Support for developing countries to implement national climate mitigation activities
On 6 December, during the climate negotiations in Doha, Qatar, the German Federal Ministry for the Environment, Nature Conservation and Nuclear Safety (BMU) and the Department of Energy and Climate Change (DECC) of the United Kingdom (UK) launched the “NAMA Facility” to support partner countries to implement ambitious action against climate change.
The NAMA Facility is designed to support developing countries that show strong leadership in tackling climate change and want to implement transformational Nationally Appropriate Mitigating Actions (NAMA). Transformational NAMAs are projects, policies, or programmes that shift a whole technology or sector in a country onto a low-carbon development trajectory. Developing countries are preparing NAMAs as part of their national strategies.
However, it is difficult to access finance through existing commercial and public channels to finance implementation, particularly for the most innovative NAMAs. By applying a competitive selection process the Facility will improve the value for money and quality of NAMAs and enable their implementation. It is intended that the Facility will support investments across a range of countries and sectors with grant funding as well as loan finance.
Federal Environment Minister Peter Altmaier and Secretary of State for Energy and Climate Change in the UK Edward Davey explained the framework of the Facility, for which Germany and the UK will jointly provide about €70 million of funding. In this context, Mexican National Institute of Ecology and Climate Change (INECC) President Dr Francisco Barnes presented the first project the Facility intends to fund.
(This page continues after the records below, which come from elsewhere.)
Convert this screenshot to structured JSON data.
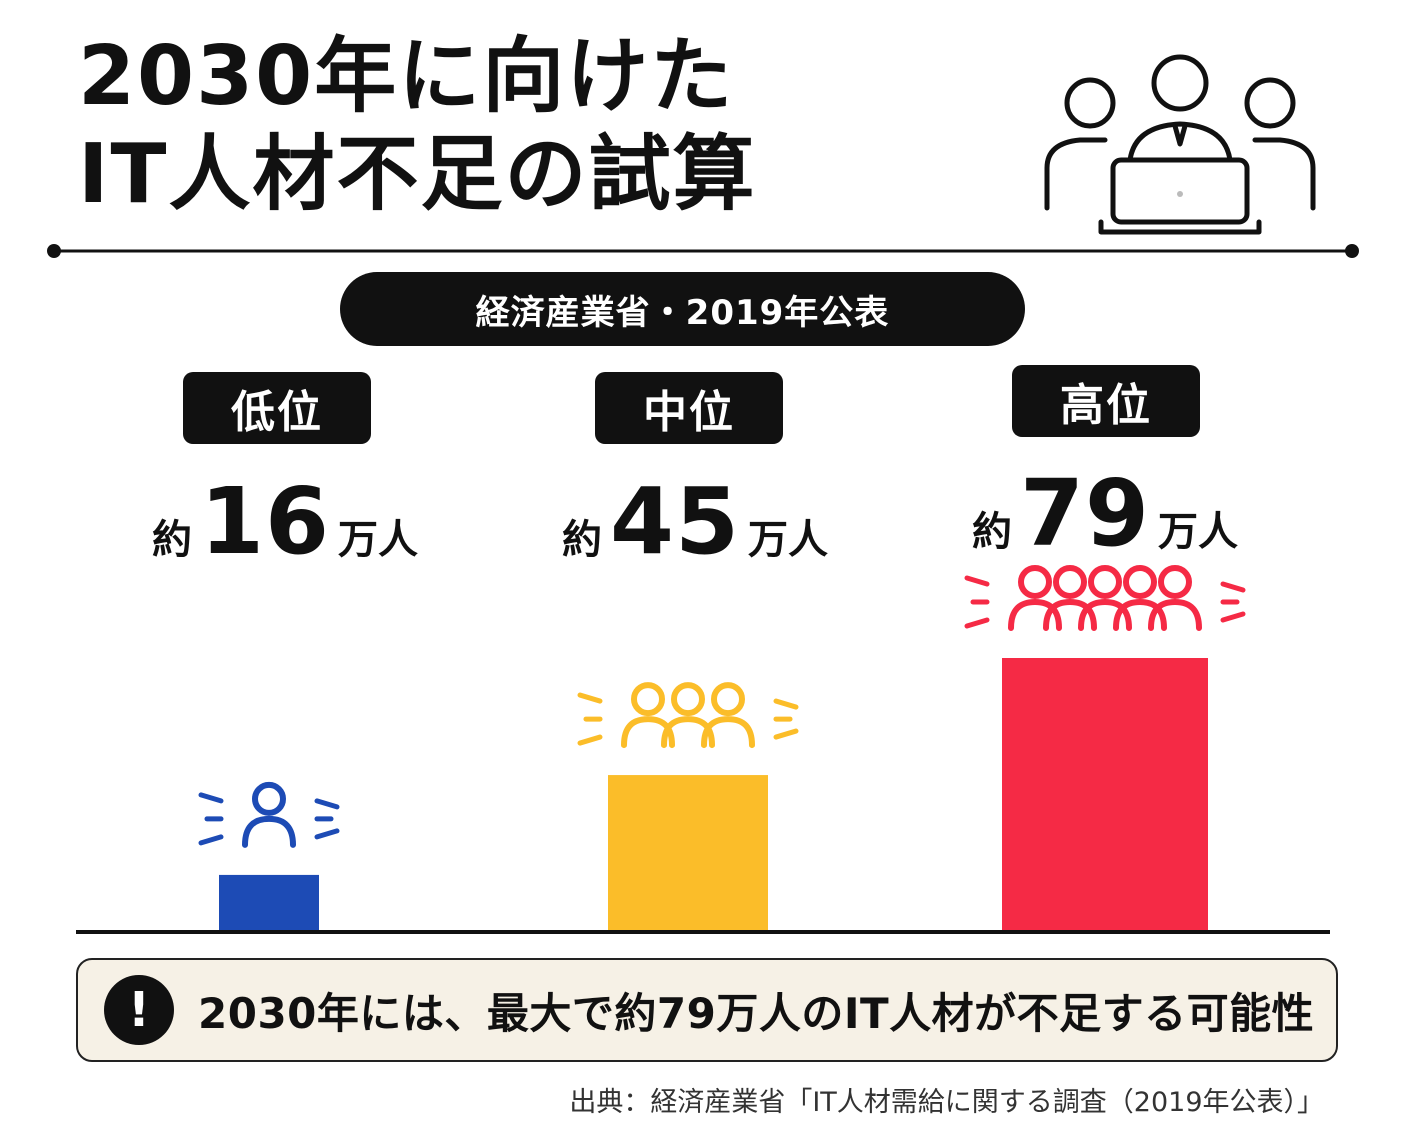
{
  "title": {
    "line1": "2030年に向けた",
    "line2": "IT人材不足の試算"
  },
  "source_badge": "経済産業省・2019年公表",
  "chart_data": {
    "type": "bar",
    "categories": [
      "低位",
      "中位",
      "高位"
    ],
    "values": [
      16,
      45,
      79
    ],
    "value_labels": [
      {
        "prefix": "約",
        "number": "16",
        "unit": "万人"
      },
      {
        "prefix": "約",
        "number": "45",
        "unit": "万人"
      },
      {
        "prefix": "約",
        "number": "79",
        "unit": "万人"
      }
    ],
    "colors": [
      "#1d4bb5",
      "#fbbd29",
      "#f52a45"
    ],
    "ylim": [
      0,
      100
    ],
    "grid": false,
    "legend": "none",
    "icons": [
      "person-icon",
      "group-of-three-icon",
      "group-of-five-icon"
    ]
  },
  "callout": {
    "icon": "exclamation-icon",
    "text": "2030年には、最大で約79万人のIT人材が不足する可能性"
  },
  "footnote": "出典：経済産業省「IT人材需給に関する調査（2019年公表）」"
}
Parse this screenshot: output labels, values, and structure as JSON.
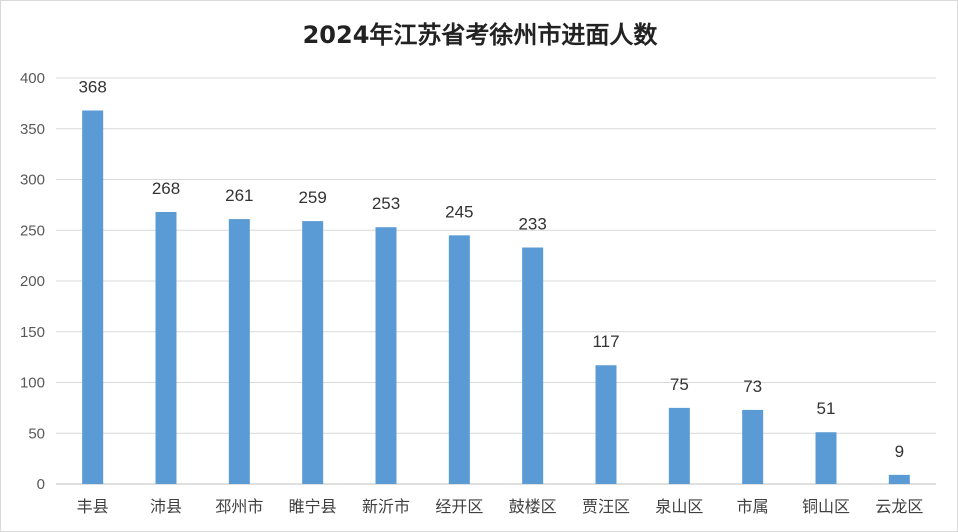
{
  "chart_data": {
    "type": "bar",
    "title": "2024年江苏省考徐州市进面人数",
    "xlabel": "",
    "ylabel": "",
    "categories": [
      "丰县",
      "沛县",
      "邳州市",
      "睢宁县",
      "新沂市",
      "经开区",
      "鼓楼区",
      "贾汪区",
      "泉山区",
      "市属",
      "铜山区",
      "云龙区"
    ],
    "values": [
      368,
      268,
      261,
      259,
      253,
      245,
      233,
      117,
      75,
      73,
      51,
      9
    ],
    "ylim": [
      0,
      400
    ],
    "yticks": [
      0,
      50,
      100,
      150,
      200,
      250,
      300,
      350,
      400
    ],
    "grid": true,
    "data_labels": true,
    "bar_color": "#5b9bd5"
  }
}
The NAMA project in Mexico will demonstrate the type of work the Facility has been designed for. It will support the Mexican Government in implementing a NAMA programme for sustainable new housing by establishing the necessary framework conditions. The project will pave the way towards a broad implementation of sustainable housing, which focuses on the total energy performance of a building.
Germany’s funding of €40m is coming from the Special Energy and Climate Fund. The UK Government is supporting the Facility with £25m from the International Climate Fund (ICF).